LONDON (ICIS)--French policymakers this week are understood to have backed a raft of new measures to reduce plastic waste, including a ban on single-use materials by 2040.
French deputies adopted the “projet de loi” concerning the struggle against waste and also the circular economy by 227 votes to 10, with 15 abstentions, on Tuesday evening, after it began its journey more than two years ago.
The vote will now be definitively adopted by the Senate on 30 January.
The assembly’s acceptance was of little surprise to delegates at a summit organised for polymers buyers in the country organised by the Federation de la Plasturgie et des Composites.
On Wednesday they were beginning to digest what this would mean for the industry, but also for the consumer.
“This comes as no surprise,” said one converter at the Plasturgie meeting. “We will just do what we have to do.”
Others implied this would be a difficult task to realise.
According to press reports, the law encompasses ideas bandied about for some while now:
- Single use plastic to be banned by 2040
- Repair index to be introduced on electric and electronic goods
- Abolition of the practice of destroying non-food unsold goods
- Systematic phasing out of automatic paper receipts at the till – immediately for a value below 10 euros, progressively for higher values
- Introduction of deposit schemes for the recycling of plastic bottles, targeting 100% plastic recycling by 2025
- No single use plastic in fast food outlets by 2023
- Introduction of medicines to be sold singly by 2022, to avoid the current wastage of medicines
- Extension of the polluter-payer principle for toys, cigarettes, sports and leisure articles, DIY and gardening articles“[We are] leaving a throwaway society for one that reuses,” secretary of state Brune Poirson on a French TV interview. (Translated from the original).
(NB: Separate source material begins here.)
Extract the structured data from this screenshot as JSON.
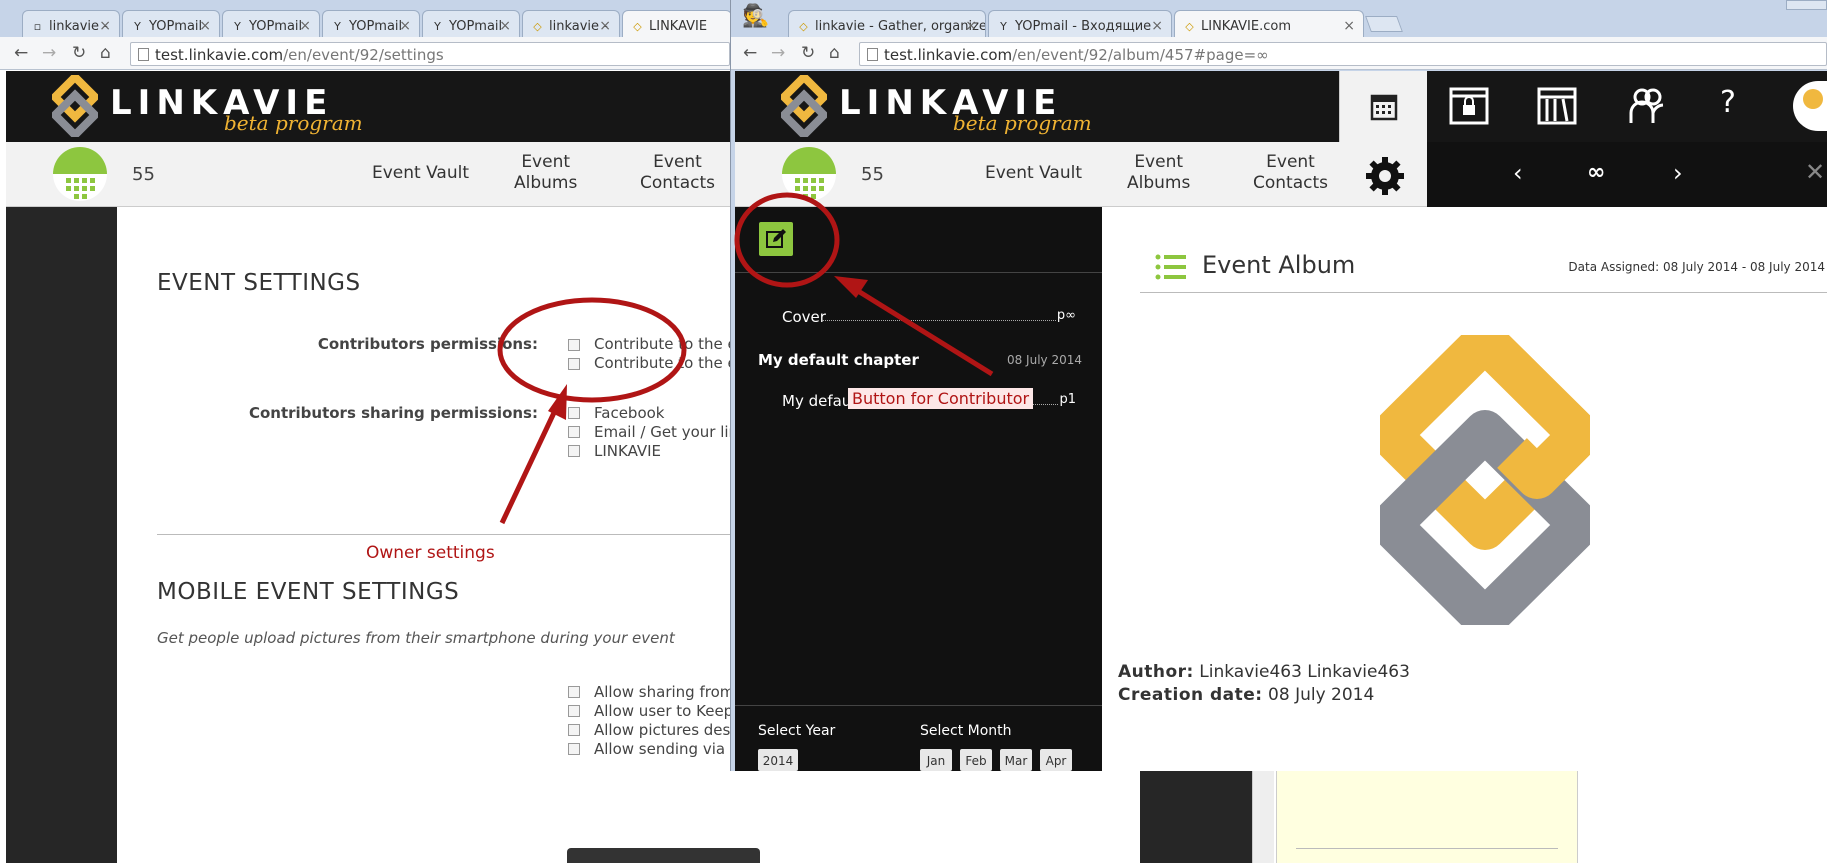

“To walk away from a throwaway society, we need a more systematic approach… in this anti-waste law, we are creating conditions to develop le vrac [non-packaged products], to repair objects, to fight against planned obsolescence,” she added.
There have been voices for and against this law, with some involved in the industry complaining about the cost of some of the proposed schemes- such as deposit schemes- and others saying it doesn’t go far enough, quickly enough.
The World Wildlife Fund expressed disappointment over the new project.
“Unfortunately these measures remain insufficient in the face of the magnitude of the plastics crisis,” it said on its website. “Together we can continue to mobilise to eliminate plastics from nature by 2030.”
China is also set to ban or restrict production, sales and use of disposable plastic products via three stages in the next five years, according to an instruction jointly issued by the National Development and Reform Commission and the Ministry of Ecology and Environment, also this week.